There are some essentials that you need to make sure you have before your show. You need to ensure you have all the right clothing and accessories for a successful ride.

You also need to consider how you’re going to protect your clothing from getting dirty or creased on the journey to the arena. Will you need a change of clothes for the journey? Are your competition clothes brand new and do you need to try them on first?

Next, double-check you have all the right equipment for your horse. Do you have your English bridle parts, a sturdy saddle, strong stirrups, and high-quality reins? If not, make sure you purchase some as soon as possible!

Preparing for Travel

Travel is often overlooked by many first-time riders. However, if the arena you’ve chosen is quite a distance away, you need to consider your preparation for the journey.
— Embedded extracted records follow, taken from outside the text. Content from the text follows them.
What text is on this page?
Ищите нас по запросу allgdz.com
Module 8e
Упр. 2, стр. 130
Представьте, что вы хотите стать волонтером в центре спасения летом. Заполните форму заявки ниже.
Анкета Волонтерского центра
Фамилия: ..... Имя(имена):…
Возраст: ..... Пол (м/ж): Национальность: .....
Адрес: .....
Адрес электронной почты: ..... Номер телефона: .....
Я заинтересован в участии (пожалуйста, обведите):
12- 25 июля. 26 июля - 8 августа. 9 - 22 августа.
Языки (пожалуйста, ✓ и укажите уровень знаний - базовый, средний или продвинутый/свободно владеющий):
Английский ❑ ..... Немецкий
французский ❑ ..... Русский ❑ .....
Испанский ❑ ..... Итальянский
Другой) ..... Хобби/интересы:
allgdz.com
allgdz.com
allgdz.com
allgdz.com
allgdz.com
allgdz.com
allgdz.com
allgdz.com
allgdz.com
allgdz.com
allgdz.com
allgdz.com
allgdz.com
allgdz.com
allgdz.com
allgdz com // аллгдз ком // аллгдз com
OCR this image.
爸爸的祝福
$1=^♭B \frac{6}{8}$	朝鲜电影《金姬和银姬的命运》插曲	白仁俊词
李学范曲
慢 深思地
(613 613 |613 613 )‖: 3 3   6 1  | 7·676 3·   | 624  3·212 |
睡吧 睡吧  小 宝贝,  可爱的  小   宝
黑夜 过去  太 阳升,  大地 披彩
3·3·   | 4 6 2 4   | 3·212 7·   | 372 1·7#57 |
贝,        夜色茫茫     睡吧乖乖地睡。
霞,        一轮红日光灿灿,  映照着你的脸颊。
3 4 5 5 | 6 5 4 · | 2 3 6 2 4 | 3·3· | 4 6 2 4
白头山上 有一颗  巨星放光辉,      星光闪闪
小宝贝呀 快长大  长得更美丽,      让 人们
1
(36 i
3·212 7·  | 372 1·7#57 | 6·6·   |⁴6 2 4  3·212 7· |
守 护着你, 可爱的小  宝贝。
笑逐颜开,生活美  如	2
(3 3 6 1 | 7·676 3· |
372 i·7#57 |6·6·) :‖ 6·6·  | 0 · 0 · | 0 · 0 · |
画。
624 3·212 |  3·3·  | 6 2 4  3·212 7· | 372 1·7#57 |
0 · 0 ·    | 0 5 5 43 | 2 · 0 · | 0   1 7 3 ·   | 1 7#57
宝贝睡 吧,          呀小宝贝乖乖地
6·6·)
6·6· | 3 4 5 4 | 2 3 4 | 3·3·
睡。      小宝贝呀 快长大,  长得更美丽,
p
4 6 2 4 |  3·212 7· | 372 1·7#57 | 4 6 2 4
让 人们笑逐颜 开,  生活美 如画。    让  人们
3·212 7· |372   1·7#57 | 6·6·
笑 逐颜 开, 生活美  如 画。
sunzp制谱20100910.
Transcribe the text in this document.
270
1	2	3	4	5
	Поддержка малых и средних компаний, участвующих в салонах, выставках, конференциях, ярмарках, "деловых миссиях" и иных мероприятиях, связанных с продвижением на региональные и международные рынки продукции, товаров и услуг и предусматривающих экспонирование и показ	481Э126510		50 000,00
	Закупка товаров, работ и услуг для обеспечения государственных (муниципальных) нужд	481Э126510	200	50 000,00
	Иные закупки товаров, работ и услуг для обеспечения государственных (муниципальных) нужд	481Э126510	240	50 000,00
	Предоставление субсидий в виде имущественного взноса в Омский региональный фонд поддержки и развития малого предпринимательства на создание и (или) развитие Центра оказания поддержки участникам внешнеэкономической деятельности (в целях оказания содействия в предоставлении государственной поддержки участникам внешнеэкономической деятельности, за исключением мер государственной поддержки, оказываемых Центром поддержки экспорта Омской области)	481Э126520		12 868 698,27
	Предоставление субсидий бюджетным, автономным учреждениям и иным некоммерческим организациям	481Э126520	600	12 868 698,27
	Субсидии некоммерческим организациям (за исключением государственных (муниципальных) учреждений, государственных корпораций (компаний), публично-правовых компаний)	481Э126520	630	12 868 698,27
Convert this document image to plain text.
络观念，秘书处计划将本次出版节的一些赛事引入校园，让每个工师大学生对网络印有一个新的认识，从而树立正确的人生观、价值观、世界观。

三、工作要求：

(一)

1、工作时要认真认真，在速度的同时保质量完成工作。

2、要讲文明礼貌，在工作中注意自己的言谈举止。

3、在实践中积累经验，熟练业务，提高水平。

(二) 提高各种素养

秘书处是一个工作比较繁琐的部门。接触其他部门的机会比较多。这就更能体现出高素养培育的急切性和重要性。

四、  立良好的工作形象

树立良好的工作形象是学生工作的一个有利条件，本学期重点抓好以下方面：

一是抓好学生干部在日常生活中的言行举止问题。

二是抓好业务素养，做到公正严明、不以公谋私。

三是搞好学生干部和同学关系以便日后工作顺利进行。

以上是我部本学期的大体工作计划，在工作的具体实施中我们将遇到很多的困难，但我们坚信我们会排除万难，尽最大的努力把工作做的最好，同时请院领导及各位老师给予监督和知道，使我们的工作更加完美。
Is your horse used to travel? Practice loading and unloading the trailer until both you are your horse are happy and comfortable with it. It’s also a good idea to take your horse on a few short drives so they can get accustomed to the motion of being in a moving trailer.

Organizing the Paperwork

The not-so-fun part of horse shows is the paperwork! The various documents you will need vary depending on where you’ve chosen to compete, but here are some of the common pieces of paperwork you might have to complete.

  • Riding license
  • Horse license
  • Insurance certificate
  • Driver’s license for the trailer

Make sure you bring everything you need to show to issues when you arrive at the arena!

Last Minute Grooming

The day before the show is the time to do some last-minute grooming. You might want to wash and groom your horse, polish your riding boots, iron your clothing. Lay out everything you need for the day of the competition so there’s no last-minute worrying!

Preparing in the Arena

Once you’ve arrived at the arena, focus on getting both you and your horse ready. Plait and brush your horse’s hair. If your horse is feisty, you can place a red ribbon on them to inform other competitors.


Once you have registered at the arena, take some time to warm up. Keep the warm-up short and simple so as not to wear yourself or your horse out before the show. Make sure you are aware of the rules of the warm-up arena before you enter.

Enjoy Yourself

When it’s your time to perform, make sure you are standing by the entrance just before your name is called. If you’re late, you may be disqualified. Try and remain calm. You’ve practiced for weeks or months for this moment, so be confident in your abilities. Most importantly, enjoy yourself!